Upon President of El Salvador Nayib Bukele's visit to China in 2019, he had signed a series of MoUs with General Secretary of the Chinese Communist Party Xi Jinping, in which China would promise El Salvador a total of US$500 million in development projects. These projects include a new national football stadium, a new US$40 million national library, a tourist pier in La Libertad and Ilopango, and US$200 million on the "Surf City" project, thereby involving El Salvador in China's Belt and Road Initiative.

Nayib Bukele announced on Twitter that a cooperation project granted by the People's Republic of China will have US$54 million new national library be built in El Salvador. The Salvadoran President later announced on 30 December 2021, that the 50,000-capacity Estadio Nacional de El Salvador will be built to replace Estadio Cuscatlán as El Salvador's national football stadium, at a cost of US$500 million, in collaboration with China.

=== Foreign aid ===
In 2019, China offered El Salvador around US$150 million in social projects and 3,000 tons of rice to thousands of Salvadorian victims to droughts.

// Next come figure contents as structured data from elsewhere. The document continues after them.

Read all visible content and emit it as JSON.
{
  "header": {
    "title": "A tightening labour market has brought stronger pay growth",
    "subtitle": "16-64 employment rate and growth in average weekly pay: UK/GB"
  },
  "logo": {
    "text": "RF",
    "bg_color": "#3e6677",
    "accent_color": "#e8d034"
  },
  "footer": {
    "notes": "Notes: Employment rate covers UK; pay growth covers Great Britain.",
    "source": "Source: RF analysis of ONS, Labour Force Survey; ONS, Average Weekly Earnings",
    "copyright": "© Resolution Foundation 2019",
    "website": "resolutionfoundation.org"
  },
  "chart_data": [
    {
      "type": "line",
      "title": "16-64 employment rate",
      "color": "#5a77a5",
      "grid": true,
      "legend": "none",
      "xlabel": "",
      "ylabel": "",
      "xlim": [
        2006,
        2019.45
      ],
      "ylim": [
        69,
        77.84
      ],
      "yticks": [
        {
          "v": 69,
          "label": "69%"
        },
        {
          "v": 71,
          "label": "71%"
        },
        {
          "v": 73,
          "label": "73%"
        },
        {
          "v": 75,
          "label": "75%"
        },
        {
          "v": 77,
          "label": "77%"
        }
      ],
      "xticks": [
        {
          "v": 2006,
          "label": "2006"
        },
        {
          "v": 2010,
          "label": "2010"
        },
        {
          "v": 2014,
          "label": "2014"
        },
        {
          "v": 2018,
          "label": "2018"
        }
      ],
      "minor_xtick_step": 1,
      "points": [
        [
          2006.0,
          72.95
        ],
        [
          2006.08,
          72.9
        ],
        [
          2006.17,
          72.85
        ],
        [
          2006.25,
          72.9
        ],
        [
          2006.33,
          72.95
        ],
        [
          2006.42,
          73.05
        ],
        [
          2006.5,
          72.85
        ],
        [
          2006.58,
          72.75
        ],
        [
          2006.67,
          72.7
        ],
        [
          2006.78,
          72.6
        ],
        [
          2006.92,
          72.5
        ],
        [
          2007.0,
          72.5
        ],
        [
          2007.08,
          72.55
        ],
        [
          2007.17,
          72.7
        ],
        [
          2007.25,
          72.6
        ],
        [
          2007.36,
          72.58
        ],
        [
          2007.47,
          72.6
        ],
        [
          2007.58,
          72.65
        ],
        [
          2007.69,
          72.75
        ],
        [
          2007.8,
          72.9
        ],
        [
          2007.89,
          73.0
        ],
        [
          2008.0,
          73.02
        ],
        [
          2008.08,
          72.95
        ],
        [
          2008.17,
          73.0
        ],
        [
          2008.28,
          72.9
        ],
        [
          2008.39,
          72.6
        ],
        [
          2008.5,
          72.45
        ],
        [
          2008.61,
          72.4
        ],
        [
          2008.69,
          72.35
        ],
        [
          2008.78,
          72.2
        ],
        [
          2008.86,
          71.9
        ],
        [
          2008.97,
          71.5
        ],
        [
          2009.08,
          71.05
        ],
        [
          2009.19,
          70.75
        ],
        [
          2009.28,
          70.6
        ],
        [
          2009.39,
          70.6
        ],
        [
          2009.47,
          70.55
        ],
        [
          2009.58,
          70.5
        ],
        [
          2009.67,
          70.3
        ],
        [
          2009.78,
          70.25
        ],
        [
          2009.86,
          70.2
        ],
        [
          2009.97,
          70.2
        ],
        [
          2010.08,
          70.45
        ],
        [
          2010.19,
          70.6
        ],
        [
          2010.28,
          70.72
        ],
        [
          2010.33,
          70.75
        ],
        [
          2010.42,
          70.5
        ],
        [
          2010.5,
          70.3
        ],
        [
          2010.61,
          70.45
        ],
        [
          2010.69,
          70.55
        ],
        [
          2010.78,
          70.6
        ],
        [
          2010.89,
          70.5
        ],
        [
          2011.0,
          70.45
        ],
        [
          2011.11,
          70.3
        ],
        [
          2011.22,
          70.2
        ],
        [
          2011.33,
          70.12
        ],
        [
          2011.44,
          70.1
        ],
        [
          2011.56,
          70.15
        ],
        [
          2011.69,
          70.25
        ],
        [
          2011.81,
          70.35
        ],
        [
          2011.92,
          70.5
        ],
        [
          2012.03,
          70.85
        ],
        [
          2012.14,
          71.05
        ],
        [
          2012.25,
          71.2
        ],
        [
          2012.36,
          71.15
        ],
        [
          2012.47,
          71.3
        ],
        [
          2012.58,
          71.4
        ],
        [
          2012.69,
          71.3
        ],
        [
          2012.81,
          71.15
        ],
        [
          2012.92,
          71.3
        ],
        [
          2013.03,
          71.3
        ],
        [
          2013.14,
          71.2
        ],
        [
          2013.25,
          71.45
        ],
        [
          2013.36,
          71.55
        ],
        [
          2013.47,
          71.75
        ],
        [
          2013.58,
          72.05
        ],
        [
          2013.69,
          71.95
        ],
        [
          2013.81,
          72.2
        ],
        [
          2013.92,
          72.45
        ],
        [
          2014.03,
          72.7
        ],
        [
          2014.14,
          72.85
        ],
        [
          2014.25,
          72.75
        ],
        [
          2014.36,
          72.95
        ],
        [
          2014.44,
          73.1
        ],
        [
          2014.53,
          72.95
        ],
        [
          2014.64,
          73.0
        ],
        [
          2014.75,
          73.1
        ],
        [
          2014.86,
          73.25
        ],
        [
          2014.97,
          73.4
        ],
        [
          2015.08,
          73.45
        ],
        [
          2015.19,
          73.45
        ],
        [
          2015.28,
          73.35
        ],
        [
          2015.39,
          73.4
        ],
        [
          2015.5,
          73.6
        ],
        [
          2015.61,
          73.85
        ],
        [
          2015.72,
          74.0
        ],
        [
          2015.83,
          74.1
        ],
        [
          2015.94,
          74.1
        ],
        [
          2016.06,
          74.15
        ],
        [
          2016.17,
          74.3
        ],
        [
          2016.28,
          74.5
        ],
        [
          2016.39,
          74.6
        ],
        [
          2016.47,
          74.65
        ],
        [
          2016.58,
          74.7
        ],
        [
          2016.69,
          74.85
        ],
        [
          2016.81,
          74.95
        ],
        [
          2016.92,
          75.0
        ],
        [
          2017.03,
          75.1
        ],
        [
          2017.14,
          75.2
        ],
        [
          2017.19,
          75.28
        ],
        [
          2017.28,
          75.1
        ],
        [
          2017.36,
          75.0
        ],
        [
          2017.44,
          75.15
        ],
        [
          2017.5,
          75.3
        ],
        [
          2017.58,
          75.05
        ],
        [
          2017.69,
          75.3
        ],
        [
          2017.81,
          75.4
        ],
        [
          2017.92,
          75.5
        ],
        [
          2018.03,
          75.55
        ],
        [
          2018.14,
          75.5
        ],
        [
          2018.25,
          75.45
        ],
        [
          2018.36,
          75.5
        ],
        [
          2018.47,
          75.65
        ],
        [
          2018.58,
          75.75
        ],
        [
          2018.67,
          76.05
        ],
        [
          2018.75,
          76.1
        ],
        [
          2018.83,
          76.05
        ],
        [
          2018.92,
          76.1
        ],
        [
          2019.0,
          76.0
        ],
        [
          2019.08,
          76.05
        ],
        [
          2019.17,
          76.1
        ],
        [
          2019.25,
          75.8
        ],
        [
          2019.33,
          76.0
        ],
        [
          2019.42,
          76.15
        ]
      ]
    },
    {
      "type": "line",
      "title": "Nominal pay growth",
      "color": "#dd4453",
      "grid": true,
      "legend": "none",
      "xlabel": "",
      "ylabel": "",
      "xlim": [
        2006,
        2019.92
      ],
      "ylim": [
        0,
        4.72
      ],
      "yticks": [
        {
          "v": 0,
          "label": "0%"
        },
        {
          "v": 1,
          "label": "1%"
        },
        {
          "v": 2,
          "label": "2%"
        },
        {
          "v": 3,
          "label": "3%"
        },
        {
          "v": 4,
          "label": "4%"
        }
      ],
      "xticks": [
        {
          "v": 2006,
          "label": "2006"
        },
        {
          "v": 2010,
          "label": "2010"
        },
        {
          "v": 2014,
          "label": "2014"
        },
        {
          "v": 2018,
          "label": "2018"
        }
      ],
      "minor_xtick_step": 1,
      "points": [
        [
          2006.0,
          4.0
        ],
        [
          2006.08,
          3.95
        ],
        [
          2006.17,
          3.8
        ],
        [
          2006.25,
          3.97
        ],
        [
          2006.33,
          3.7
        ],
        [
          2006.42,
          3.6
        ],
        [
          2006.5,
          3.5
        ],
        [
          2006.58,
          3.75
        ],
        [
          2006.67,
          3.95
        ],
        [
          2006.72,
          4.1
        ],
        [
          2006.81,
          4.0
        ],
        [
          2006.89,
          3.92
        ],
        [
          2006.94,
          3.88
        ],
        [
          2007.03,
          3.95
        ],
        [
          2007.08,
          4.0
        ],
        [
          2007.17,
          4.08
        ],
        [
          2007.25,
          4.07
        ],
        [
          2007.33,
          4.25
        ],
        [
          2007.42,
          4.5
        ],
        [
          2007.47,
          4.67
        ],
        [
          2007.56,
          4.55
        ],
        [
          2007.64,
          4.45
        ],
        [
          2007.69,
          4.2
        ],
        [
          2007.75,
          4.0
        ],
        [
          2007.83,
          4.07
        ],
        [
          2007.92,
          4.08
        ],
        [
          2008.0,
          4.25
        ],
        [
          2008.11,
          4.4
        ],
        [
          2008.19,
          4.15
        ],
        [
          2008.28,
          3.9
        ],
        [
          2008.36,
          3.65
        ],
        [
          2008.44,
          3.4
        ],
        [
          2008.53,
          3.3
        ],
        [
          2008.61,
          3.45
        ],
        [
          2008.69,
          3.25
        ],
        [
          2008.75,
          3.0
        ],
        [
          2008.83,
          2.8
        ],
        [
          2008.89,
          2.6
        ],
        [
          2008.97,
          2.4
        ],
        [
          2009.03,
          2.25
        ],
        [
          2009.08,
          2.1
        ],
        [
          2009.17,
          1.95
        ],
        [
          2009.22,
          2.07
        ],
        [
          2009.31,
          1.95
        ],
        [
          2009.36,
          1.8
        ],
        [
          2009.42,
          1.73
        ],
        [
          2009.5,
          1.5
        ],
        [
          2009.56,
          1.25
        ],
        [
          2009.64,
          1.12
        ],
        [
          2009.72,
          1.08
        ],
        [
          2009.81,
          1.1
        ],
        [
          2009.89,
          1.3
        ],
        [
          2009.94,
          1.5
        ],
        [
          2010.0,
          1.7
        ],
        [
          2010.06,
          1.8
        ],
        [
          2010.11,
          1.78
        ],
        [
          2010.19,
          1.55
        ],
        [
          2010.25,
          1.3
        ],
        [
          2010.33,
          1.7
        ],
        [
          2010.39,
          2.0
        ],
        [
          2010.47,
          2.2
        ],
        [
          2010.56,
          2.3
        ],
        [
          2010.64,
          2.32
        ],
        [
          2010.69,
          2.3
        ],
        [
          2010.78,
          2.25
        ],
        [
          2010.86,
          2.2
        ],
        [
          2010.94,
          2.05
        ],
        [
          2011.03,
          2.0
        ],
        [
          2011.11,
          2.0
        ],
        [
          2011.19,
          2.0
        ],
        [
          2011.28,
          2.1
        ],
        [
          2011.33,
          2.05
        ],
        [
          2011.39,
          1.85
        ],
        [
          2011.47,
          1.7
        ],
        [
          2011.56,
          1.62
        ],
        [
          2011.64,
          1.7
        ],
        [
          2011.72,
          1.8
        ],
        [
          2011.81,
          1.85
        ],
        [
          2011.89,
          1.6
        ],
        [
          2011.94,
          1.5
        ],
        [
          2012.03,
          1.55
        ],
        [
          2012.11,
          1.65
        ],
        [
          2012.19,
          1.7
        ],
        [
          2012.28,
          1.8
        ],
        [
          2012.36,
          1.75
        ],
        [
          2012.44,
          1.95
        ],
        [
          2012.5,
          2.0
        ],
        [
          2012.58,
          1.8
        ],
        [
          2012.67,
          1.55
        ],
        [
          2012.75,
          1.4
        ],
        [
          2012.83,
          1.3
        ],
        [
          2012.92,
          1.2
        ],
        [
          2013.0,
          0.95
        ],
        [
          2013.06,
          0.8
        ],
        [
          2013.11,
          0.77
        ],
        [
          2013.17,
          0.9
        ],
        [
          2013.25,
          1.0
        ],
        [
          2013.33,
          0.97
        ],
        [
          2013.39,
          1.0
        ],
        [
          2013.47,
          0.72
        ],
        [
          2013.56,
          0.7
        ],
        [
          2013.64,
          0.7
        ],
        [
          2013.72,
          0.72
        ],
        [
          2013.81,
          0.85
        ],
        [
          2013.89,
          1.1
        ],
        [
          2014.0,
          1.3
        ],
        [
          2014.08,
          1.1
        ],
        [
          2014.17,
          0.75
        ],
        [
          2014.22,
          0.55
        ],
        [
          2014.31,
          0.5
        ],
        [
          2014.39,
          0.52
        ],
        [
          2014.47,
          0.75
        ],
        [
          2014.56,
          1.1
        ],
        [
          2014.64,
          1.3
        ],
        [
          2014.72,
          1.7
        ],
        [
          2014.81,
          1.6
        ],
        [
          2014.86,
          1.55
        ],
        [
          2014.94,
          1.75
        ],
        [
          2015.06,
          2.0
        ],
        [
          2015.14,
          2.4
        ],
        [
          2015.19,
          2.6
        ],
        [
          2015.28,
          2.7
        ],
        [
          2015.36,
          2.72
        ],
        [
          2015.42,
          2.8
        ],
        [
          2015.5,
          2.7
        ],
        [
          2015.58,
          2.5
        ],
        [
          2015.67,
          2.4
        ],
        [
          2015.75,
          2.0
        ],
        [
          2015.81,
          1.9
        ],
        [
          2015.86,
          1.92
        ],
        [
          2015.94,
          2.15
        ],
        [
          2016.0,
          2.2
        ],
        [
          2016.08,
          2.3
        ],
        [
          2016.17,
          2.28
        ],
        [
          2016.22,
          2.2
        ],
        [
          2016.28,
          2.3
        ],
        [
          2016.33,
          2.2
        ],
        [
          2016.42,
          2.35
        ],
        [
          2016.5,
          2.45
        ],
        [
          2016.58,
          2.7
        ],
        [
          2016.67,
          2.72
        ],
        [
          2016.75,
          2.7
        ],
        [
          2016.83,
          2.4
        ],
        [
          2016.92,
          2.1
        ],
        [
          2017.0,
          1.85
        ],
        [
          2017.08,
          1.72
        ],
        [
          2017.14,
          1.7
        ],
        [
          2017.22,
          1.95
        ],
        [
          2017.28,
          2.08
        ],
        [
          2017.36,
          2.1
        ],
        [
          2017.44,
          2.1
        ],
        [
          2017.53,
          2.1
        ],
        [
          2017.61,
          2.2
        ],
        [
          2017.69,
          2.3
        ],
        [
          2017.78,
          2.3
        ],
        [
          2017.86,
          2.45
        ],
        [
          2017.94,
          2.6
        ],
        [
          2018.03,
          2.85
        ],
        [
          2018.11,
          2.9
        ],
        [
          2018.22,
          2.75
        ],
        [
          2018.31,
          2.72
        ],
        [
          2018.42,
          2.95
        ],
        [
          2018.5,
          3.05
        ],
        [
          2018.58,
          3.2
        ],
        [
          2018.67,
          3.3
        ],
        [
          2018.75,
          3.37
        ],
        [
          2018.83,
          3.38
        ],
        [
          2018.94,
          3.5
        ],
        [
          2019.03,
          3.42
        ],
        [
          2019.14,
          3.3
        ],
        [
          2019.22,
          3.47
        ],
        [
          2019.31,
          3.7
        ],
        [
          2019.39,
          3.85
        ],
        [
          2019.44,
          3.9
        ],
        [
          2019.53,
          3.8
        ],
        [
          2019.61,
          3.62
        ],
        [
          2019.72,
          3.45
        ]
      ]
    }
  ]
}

The COVID-19 pandemic in El Salvador saw vaccine diplomacy increase between China and El Salvador. El Salvador received from China 150,000 vaccine doses of the CoronaVac vaccine donated by China, on top of 2 million Sinovac vaccines that the Central American nation had purchased.

== Culture ==
In November 2019, El Salvador permitted the opening of its first Confucius Institute at the University of El Salvador.